LayerNorm 是現代大型語言模型（LLMs）中的重要組件，用於穩定訓練並確保平滑優化。然而，它在機械解釋性、異常特徵抑制、信號傳播的忠實性，以及私密推論的計算和通信複雜性方面帶來顯著挑戰。本研究探討無正則化解碼器的LLMs中理想的激活函數。與基於Transformer模型的傳統偏好GELU相反，我們的實證發現呈現一個相反的趨勢 - ReLU在無LayerNorm模型中顯著優於GELU，導致8.2%的困惑度改善。我們發現了GELU的一個關鍵問題，即早期層面遇到熵過載，導致注意力頭的表徵能力被過度利用不足。這凸顯了像GELU這樣的平滑激活函數對於無LayerNorm架構來說是不適合的，而ReLU的幾何特性 - 在輸入空間中的專業化和類內選擇性 - 則導致學習動態的改善，並在沒有LayerNorm的情況下更好地保留信息。

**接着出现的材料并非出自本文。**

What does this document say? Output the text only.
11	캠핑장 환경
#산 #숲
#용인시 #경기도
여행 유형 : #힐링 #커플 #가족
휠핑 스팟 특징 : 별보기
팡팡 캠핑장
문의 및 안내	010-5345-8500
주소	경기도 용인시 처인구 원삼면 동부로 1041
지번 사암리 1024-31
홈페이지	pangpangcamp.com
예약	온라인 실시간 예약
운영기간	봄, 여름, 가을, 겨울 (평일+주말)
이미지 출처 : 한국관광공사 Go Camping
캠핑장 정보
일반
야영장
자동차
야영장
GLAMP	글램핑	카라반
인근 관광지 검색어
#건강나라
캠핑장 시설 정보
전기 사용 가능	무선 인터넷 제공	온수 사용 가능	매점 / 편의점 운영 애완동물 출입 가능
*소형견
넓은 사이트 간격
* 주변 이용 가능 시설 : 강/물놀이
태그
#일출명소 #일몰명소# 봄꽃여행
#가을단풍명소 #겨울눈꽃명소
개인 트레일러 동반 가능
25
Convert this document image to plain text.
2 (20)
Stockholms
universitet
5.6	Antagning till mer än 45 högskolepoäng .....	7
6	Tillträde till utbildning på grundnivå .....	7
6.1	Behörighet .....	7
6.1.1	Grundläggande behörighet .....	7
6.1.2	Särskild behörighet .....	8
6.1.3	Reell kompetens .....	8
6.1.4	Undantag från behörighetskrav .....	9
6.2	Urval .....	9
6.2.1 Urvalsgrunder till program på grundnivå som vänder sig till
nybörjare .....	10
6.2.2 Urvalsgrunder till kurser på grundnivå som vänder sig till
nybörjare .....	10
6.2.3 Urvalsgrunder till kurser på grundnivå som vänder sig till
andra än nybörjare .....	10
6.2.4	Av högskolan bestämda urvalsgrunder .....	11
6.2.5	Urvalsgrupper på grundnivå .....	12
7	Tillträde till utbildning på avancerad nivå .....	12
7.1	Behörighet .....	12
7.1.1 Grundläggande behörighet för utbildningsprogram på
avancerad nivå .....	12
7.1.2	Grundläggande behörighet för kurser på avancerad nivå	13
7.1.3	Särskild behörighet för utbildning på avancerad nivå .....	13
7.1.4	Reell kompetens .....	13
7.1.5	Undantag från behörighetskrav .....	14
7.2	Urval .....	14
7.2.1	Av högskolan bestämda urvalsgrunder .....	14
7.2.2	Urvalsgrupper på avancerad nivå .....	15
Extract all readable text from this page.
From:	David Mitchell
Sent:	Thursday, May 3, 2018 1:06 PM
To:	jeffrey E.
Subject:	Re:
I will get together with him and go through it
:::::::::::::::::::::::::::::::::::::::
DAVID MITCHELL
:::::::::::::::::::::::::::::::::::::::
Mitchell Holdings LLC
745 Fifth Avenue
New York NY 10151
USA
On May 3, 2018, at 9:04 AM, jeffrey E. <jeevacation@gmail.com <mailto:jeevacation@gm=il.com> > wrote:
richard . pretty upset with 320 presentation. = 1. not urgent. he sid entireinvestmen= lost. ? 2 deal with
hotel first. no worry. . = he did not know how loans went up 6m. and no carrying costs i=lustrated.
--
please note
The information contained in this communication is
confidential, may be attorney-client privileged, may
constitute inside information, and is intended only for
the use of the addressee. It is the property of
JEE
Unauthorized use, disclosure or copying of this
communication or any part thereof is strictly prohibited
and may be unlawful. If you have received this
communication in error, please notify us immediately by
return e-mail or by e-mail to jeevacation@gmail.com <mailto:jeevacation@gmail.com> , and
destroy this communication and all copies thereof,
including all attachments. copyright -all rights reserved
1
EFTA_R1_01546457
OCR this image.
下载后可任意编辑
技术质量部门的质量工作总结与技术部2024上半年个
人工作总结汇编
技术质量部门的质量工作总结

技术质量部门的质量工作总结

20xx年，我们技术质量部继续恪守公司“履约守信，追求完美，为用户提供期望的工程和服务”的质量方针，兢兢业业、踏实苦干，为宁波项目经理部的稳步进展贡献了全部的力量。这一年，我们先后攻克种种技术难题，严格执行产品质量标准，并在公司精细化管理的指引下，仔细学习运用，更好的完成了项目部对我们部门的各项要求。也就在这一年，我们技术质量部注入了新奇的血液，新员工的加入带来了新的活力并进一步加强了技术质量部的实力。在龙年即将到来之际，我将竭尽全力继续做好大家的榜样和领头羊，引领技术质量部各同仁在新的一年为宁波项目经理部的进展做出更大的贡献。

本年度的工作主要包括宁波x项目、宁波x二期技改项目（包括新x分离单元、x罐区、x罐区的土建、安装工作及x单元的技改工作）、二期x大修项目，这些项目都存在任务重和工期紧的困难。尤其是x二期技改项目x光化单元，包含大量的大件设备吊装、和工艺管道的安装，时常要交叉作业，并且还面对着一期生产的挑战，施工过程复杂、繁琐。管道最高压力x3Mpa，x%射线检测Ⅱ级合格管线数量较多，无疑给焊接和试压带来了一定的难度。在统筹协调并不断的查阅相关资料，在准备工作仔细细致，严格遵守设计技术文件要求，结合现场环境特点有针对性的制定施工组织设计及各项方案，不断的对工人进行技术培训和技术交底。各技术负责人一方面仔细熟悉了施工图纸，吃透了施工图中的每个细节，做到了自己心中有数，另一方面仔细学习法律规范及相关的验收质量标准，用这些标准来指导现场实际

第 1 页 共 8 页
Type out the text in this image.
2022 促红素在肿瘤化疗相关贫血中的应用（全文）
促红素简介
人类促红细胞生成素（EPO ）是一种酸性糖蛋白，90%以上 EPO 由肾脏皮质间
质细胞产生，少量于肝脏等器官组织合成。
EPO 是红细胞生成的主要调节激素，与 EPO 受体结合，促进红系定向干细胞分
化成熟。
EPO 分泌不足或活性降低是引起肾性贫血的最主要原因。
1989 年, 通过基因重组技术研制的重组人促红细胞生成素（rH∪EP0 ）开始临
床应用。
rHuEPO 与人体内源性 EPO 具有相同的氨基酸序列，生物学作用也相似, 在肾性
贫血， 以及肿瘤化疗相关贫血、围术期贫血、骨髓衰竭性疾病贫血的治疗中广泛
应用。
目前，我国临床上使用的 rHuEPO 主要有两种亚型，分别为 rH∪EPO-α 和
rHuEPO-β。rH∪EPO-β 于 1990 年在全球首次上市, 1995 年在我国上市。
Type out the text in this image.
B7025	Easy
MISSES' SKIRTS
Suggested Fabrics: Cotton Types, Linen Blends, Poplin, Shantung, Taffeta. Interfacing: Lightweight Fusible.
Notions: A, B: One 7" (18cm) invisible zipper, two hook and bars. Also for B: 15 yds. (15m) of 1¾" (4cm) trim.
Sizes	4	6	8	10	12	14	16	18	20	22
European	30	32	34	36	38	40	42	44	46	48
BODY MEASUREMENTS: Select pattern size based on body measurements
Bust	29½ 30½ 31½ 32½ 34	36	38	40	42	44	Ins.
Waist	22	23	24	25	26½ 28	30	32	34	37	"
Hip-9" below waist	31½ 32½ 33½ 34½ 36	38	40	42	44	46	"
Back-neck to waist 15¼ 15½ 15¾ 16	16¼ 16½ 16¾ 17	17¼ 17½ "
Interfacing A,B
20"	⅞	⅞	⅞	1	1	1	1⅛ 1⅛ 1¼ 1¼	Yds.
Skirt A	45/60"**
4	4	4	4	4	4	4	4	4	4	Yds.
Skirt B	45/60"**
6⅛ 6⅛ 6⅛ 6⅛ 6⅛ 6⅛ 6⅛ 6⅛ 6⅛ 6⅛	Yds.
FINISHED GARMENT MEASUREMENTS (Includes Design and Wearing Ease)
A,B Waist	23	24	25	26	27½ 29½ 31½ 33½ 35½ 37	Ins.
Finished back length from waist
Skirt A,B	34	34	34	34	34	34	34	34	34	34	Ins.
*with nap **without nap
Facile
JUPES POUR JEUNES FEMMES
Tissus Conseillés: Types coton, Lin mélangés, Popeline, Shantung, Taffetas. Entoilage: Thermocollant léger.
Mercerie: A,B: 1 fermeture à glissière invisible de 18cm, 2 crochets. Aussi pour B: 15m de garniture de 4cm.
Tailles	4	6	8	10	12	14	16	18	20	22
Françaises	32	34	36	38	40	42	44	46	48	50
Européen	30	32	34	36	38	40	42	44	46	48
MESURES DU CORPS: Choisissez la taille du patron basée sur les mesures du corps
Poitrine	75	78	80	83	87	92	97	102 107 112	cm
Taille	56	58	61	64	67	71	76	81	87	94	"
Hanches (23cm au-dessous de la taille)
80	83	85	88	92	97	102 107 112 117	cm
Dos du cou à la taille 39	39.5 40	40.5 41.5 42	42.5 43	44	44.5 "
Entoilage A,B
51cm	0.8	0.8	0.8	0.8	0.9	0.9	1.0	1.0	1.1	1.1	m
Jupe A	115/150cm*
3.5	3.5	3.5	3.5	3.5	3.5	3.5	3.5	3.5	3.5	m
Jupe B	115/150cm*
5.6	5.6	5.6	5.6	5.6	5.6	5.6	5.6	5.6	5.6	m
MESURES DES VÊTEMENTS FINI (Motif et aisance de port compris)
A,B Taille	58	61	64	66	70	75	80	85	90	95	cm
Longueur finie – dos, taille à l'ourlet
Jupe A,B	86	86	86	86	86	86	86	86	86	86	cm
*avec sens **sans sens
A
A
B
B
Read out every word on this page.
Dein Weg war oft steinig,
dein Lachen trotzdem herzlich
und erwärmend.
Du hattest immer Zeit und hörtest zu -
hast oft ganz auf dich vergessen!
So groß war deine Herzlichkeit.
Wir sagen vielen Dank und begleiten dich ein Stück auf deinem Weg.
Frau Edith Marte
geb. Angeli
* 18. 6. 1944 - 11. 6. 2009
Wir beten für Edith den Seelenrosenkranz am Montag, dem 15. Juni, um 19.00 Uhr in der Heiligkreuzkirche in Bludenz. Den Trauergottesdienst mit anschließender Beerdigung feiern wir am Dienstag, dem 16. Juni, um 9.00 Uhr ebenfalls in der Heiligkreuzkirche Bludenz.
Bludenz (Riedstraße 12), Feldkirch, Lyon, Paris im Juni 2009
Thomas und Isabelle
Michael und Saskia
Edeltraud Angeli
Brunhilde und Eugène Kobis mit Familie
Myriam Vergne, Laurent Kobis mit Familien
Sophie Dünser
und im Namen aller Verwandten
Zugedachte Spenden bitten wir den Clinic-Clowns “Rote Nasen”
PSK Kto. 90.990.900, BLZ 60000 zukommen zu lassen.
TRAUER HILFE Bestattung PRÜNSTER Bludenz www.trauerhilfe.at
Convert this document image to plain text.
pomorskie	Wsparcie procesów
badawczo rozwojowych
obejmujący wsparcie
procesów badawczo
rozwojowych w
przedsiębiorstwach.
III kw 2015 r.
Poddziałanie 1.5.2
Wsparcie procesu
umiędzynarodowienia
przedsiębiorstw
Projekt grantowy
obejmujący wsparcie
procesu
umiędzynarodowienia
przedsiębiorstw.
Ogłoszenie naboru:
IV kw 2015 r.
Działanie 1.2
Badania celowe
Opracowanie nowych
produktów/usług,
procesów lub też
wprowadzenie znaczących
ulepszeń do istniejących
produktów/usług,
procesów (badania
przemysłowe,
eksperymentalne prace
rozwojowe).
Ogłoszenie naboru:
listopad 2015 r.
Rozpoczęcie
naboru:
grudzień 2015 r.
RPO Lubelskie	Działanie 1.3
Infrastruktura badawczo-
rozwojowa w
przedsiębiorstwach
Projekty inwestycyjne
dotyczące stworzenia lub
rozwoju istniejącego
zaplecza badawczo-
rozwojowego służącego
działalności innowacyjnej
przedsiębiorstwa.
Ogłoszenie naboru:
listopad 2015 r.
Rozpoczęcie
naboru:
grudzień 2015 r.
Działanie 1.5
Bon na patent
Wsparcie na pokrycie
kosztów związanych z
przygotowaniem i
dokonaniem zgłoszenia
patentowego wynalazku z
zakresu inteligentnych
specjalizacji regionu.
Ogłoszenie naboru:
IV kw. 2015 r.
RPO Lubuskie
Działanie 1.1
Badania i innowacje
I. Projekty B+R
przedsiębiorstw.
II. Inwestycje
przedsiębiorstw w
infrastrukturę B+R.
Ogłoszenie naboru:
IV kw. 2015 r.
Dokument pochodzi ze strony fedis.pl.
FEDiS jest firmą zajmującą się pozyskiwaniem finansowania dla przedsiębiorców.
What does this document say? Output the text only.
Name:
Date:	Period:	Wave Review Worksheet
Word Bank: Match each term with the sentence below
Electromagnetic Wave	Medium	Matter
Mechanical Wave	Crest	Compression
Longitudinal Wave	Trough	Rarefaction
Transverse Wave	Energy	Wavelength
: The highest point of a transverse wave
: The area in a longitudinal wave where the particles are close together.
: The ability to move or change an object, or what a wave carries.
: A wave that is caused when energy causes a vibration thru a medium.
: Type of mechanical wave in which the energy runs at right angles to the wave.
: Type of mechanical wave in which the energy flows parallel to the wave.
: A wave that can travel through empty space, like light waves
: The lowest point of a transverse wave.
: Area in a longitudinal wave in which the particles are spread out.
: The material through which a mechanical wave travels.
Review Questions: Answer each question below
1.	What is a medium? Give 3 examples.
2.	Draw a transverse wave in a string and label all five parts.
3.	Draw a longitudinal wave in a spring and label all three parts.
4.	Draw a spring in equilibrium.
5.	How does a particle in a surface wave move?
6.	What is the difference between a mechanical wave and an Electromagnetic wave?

這項研究為優化Transformer架構提供了重要見解，其中LayerNorm帶來了顯著挑戰。

English

LayerNorm is a critical component in modern large language models (LLMs) for stabilizing training and ensuring smooth optimization. However, it introduces significant challenges in mechanistic interpretability, outlier feature suppression, faithful signal propagation, and computational and communication complexity of private inference. This work explores desirable activation functions in normalization-free decoder-only LLMs. Contrary to the conventional preference for the GELU in transformer-based models, our empirical findings demonstrate an {\em opposite trend} -- ReLU significantly outperforms GELU in LayerNorm-free models, leading to an {\bf 8.2\%} perplexity improvement. We discover a key issue with GELU, where early layers experience entropic overload, leading to the under-utilization of the representational capacity of attention heads. This highlights that smoother activations like GELU are {\em ill-suited} for LayerNorm-free architectures, whereas ReLU's geometrical properties -- specialization in input space and intra-class selectivity -- lead to improved learning dynamics and better information retention in the absence of LayerNorm. This study offers key insights for optimizing transformer architectures where LayerNorm introduces significant challenges.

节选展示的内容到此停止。